When an audience member asked Garcia what it was like having his daughter, Dominik García-Lorido, in the movie with him — and playing a stripper at that — Garcia cracked a joke, saying he hoped all the men were “tying their shoes” during the scene where she was hanging upside down from a pole.

But Garcia added that he was proud of his daughter and that he gave her space to play her part.

“She can handle herself,” he said.

If there was one message in particular that Garcia kept pounding home during his personal appearance, it was that “City Island” was shot in 27 days and cost $6 million.

It’s a tactic he encouraged more independent studios to embrace and start “picking up,” saying the number of movies made could quadruple and that the good ones will eventually find their way to the top.

“Big budgets don’t necessarily make good movies,” Garcia said. “We used the same sort of cameras we used to shoot ‘Ocean’s Eleven.’

“The catering was just different. For ‘Ocean’s’, we had tuna. For ‘City Island,’ we had Oreos.”

Without question, Garcia said the movie industry is in the midst of change, if not at its apex.

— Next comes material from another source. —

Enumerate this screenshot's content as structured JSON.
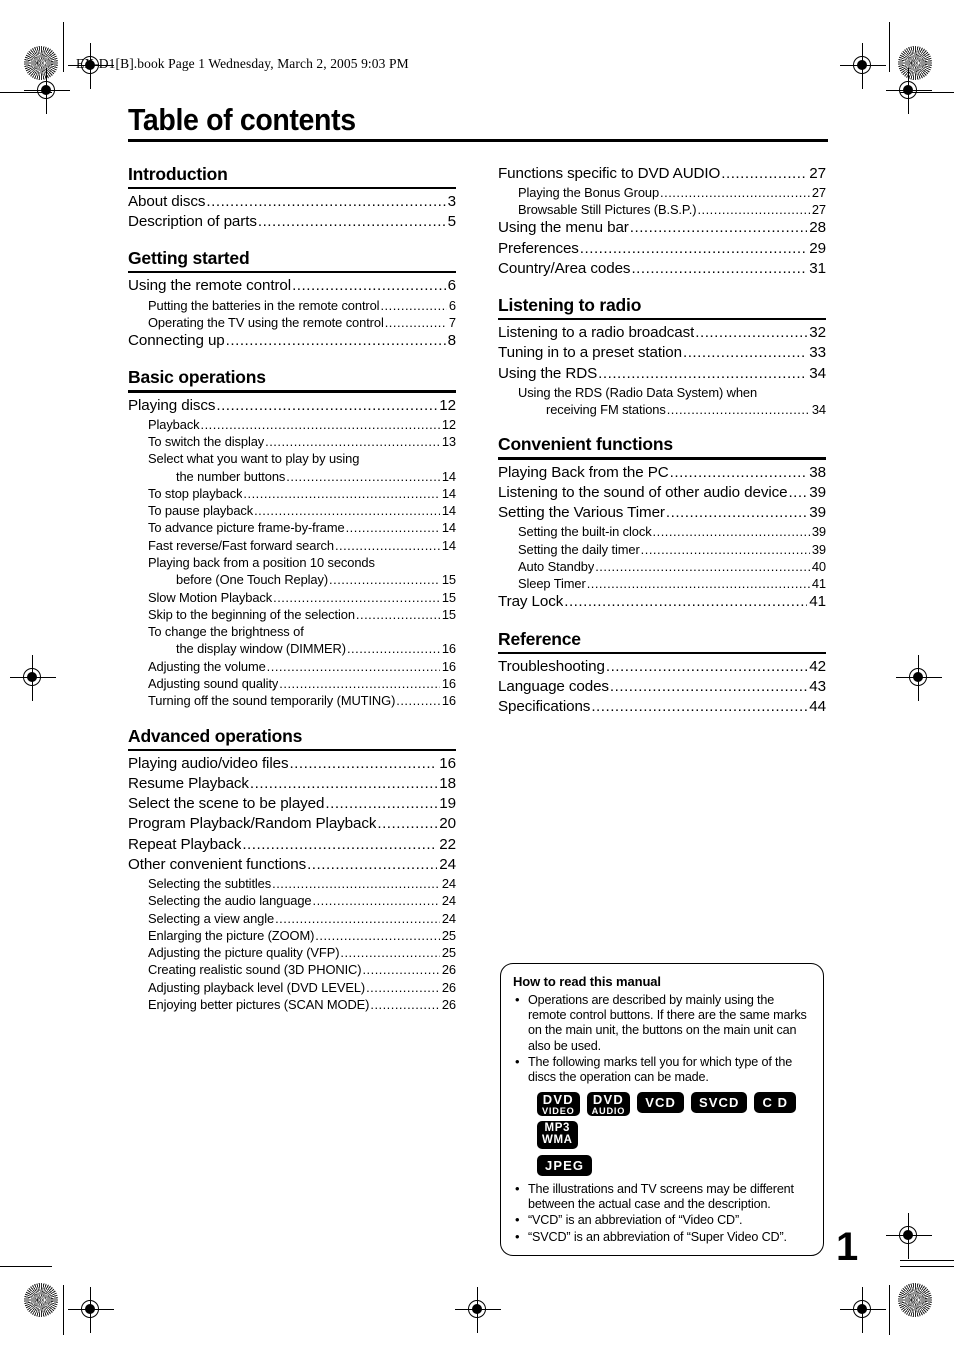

Not only are more films being shot outside of Hollywood — something that’s actually hurting those who rely on the film industry for their livelihoods — but the reviews and advertising are surfacing in social networking sites like Facebook and Twitter, he said.

“In the old days,” Garcia said, “you used to have to make physical contact” to promote a movie.

“But cream rises and good movies find their way to the top,” he said. “Look at ‘The Hurt Locker’ and ‘Juno.’”

What’s interesting, Garcia said, is that the classic movies like “Taxi Driver,” “Midnight Cowboy” and “The Graduate” — some of his personal favorites — would be considered independent films by today’s standards, not the blockbuster movies they were at the time.

Instead, the standards for becoming a successful movie have largely been determined by big budgets and special effects, and whether the movies have the ability to simultaneously appear on 2,500 screens across the country on a Friday night.

As examples, he pointed to “Avatar” and “Clash of the Titans,” while neither criticizing or praising them.

That Garcia chose a comic role is a departure from his past performances, whether it’s an arrogant casino owner in “Ocean’s Eleven,” or as the illegitimate son of Sonny Corleone in “The Godfather: Part III.”

Garcia said he chose his latest role as a prison guard because he simply loved it for its originality and uniqueness.

“I would certainly rate this character as one of my favorites I’ve ever played,” he said.